The last in particular seems to be a tough question... but in general we should probably try to specify a "minimum interoperable unit", and I'm not sure if the message alone is terribly interesting.
WRT the spec. The IV really should be non-determinstic, it's already stored in the encrypted message. With a constant IV an observer can tell with AES block precision where the first modification to an updated copy was (and perhaps some more elaborate attacks, e.g. it would be trivially insecure if the cipher mode selected was CTR). There is no need for the IV to be deterministic that I'm aware of... If you're worried about embedded device RNG quality, you could recommend that the IV be constructed as H(time||other-random||pubkey).
You appear to have no length encoded for the plaintext. AES-CBC is only capable of encoding an integral number of blocks, so something must encode the plaintext length. I might suggest it use self-descriptive padding, e.g. there is always at least 1 byte of padding, and last byte says how many bytes of padding there are (up to 16, though perhaps some applications might want more padding to close a size sidechannel?).

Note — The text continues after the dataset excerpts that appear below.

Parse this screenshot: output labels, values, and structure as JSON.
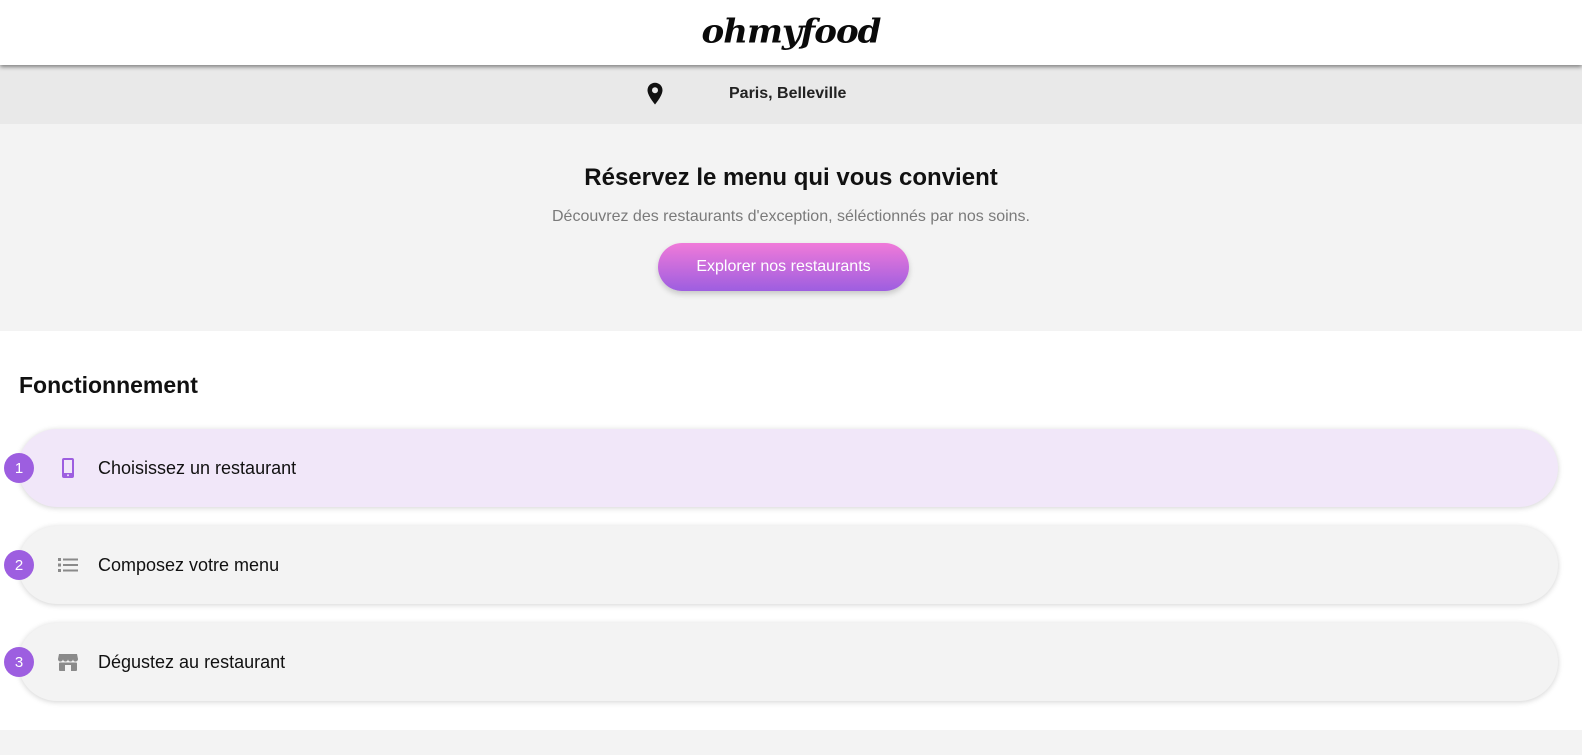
{
  "header": {
    "logo_text": "ohmyfood"
  },
  "location": {
    "icon": "map-pin-icon",
    "text": "Paris, Belleville"
  },
  "hero": {
    "title": "Réservez le menu qui vous convient",
    "subtitle": "Découvrez des restaurants d'exception, séléctionnés par nos soins.",
    "cta_label": "Explorer nos restaurants"
  },
  "how_it_works": {
    "title": "Fonctionnement",
    "steps": [
      {
        "number": "1",
        "icon": "smartphone-icon",
        "label": "Choisissez un restaurant",
        "active": true
      },
      {
        "number": "2",
        "icon": "list-icon",
        "label": "Composez votre menu",
        "active": false
      },
      {
        "number": "3",
        "icon": "store-icon",
        "label": "Dégustez au restaurant",
        "active": false
      }
    ]
  },
  "colors": {
    "accent": "#9d5ee0",
    "gradient_start": "#f07ad9",
    "gradient_end": "#9d5ee0",
    "active_step_bg": "#f1e7f9"
  }
}
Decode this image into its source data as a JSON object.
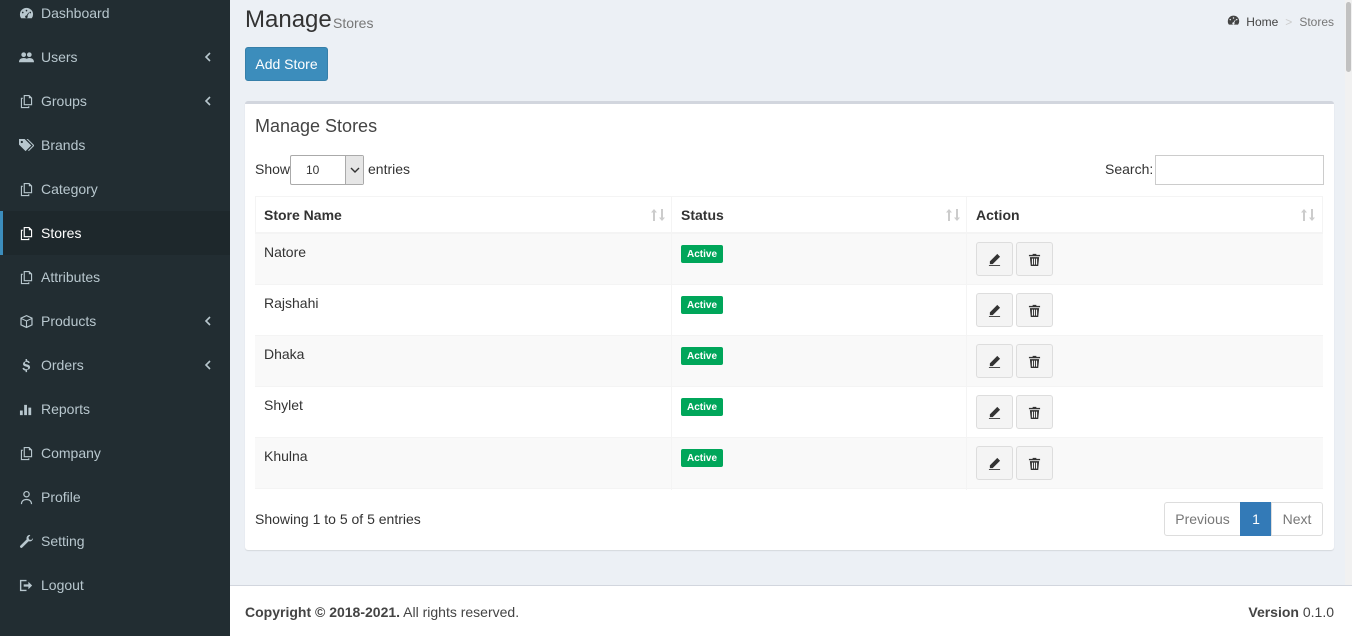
{
  "sidebar": {
    "items": [
      {
        "label": "Dashboard",
        "icon": "dashboard-icon"
      },
      {
        "label": "Users",
        "icon": "users-icon",
        "has_children": true
      },
      {
        "label": "Groups",
        "icon": "copy-icon",
        "has_children": true
      },
      {
        "label": "Brands",
        "icon": "tags-icon"
      },
      {
        "label": "Category",
        "icon": "copy-icon"
      },
      {
        "label": "Stores",
        "icon": "copy-icon",
        "active": true
      },
      {
        "label": "Attributes",
        "icon": "copy-icon"
      },
      {
        "label": "Products",
        "icon": "cube-icon",
        "has_children": true
      },
      {
        "label": "Orders",
        "icon": "dollar-icon",
        "has_children": true
      },
      {
        "label": "Reports",
        "icon": "bar-chart-icon"
      },
      {
        "label": "Company",
        "icon": "copy-icon"
      },
      {
        "label": "Profile",
        "icon": "user-icon"
      },
      {
        "label": "Setting",
        "icon": "wrench-icon"
      },
      {
        "label": "Logout",
        "icon": "sign-out-icon"
      }
    ]
  },
  "header": {
    "title": "Manage",
    "subtitle": "Stores",
    "breadcrumb": {
      "home": "Home",
      "separator": ">",
      "current": "Stores"
    }
  },
  "add_button": "Add Store",
  "box": {
    "title": "Manage Stores",
    "show_label": "Show",
    "entries_label": "entries",
    "page_length": "10",
    "search_label": "Search:",
    "search_value": ""
  },
  "table": {
    "columns": [
      "Store Name",
      "Status",
      "Action"
    ],
    "rows": [
      {
        "name": "Natore",
        "status": "Active"
      },
      {
        "name": "Rajshahi",
        "status": "Active"
      },
      {
        "name": "Dhaka",
        "status": "Active"
      },
      {
        "name": "Shylet",
        "status": "Active"
      },
      {
        "name": "Khulna",
        "status": "Active"
      }
    ]
  },
  "pagination": {
    "info": "Showing 1 to 5 of 5 entries",
    "previous": "Previous",
    "current": "1",
    "next": "Next"
  },
  "footer": {
    "copyright_bold": "Copyright © 2018-2021.",
    "copyright_rest": " All rights reserved.",
    "version_label": "Version",
    "version_value": " 0.1.0"
  },
  "colors": {
    "sidebar_bg": "#222d32",
    "sidebar_active_bg": "#1e282c",
    "accent": "#3c8dbc",
    "badge_green": "#00a65a",
    "page_bg": "#ecf0f5"
  }
}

Another style of self-descriptive padding I've seen used is to pad with a 0 bit and then all ones until the end, and the receiver drops all trailing 1s and the last 0 (has the advantage of fewer decodings being invalid).
The signature encoding can be made constant length, and probably should be, doing so will save at least one byte (and probably several, depending on how you were planning on having a variable length signature encoding).
Is there a reason to keep the AuthFingerprint? It can be derived from the message itself and the signature (e.g. how bitcoin's signed message works), omitting it would save ~19 bytes.
Is there a particular motivation for using a digital signature instead of using a MAC? One reason I could see is that you might want to have multiple servers synchronizing their data without individually talking to the user, like the PGP SKS keyserver but for that case you'd want to add a sequence number (so you know if an update you're getting is a newer message or not).
Should these encrypted data chunks have a good-until date coded in them? I'd say it could be provided out of band, but not if we wanted it to be authenticated by the signatures (for the imagined synchronization network).
[Hm. Wow, a synchronizing server would be super cool for this, if we had a good way of avoiding abuse.]